I’ve created a public repository for mailer on bitbucket. I’m planning to incorporate the patches I’ve received shortly.
If you’d like write access to the repo, please let me know your bitbucket account name, and I’ll add you.
how about error handling?
how do I do one thing if it sent successfull and do something else if it fails, and my plan is to create a logfile, how do I apped the smtp errors in there?
Including CC and BBC code would be nice.
@Tim
The latest source at Bitbucket supports both CC and BCC.
[...] de lo contrario, puede que el servidor al que enviemos el correo electrónico no lo acepte. En The Git’s Blog encontré una bonita clase que abstrae aun mas la manera de enviar correo, éste es el método que [...]
Thanks for this man, saved my day.
Hey, pretty cool module. Here is simple wrapper for terminal use: http://kitakitsune.org/textydw/tools/mailer.
Awesome module, makes life so much easier when emailing with Python. Thanks a lot !
Very usefully module. Simpy and easy to modify.
The mailer module don’t handle internationalization and unicode strings.
The pyzmail library include support for all
internationalization, attachment, image embedding, SSL, TLS, authentication, but also know how to parse emails.

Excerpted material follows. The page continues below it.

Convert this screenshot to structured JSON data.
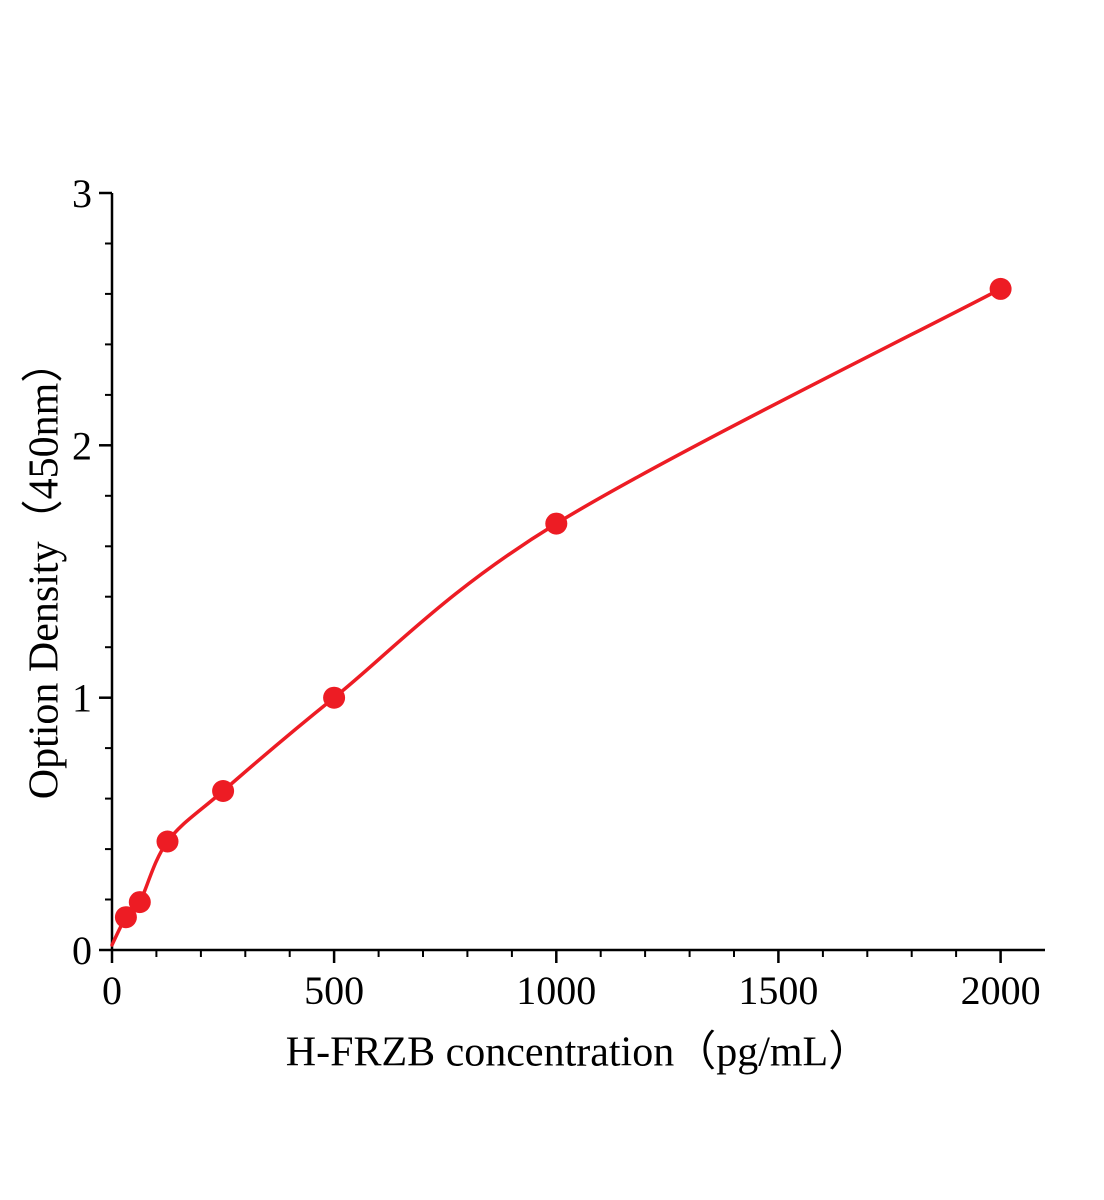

pyzmail also include a lot of samples and documentations
http://www.magiksys.net/pyzmail
Enjoy
When I try to send an email, I get this error:
Traceback (most recent call last):
File “C:\Users\Peter\Documents\Python Hello World\Python Hello World.py”, line 10, in
mailer.send(message)
File “C:\Python25\mailer.py”, line 74, in send
server = smtplib.SMTP(self.host)
File “C:\Python25\lib\smtplib.py”, line 244, in __init__
(code, msg) = self.connect(host, port)
File “C:\Python25\lib\smtplib.py”, line 296, in connect
for res in socket.getaddrinfo(host, port, 0, socket.SOCK_STREAM):
gaierror: (11004, ‘getaddrinfo failed’)
May I please have some help?
And yes, here is the code:
import mailer
message = mailer.Message()
message.From = “hidden@email.com”
message.To = “hidden@email.com”
message.Subject = “Hi”
message.Body = open(“readme.txt”, “rb”).read()
mailer = mailer.Mailer(‘mail.gmail.com’)
mailer.send(message)
The actual e-mail addresses are not show for privacy.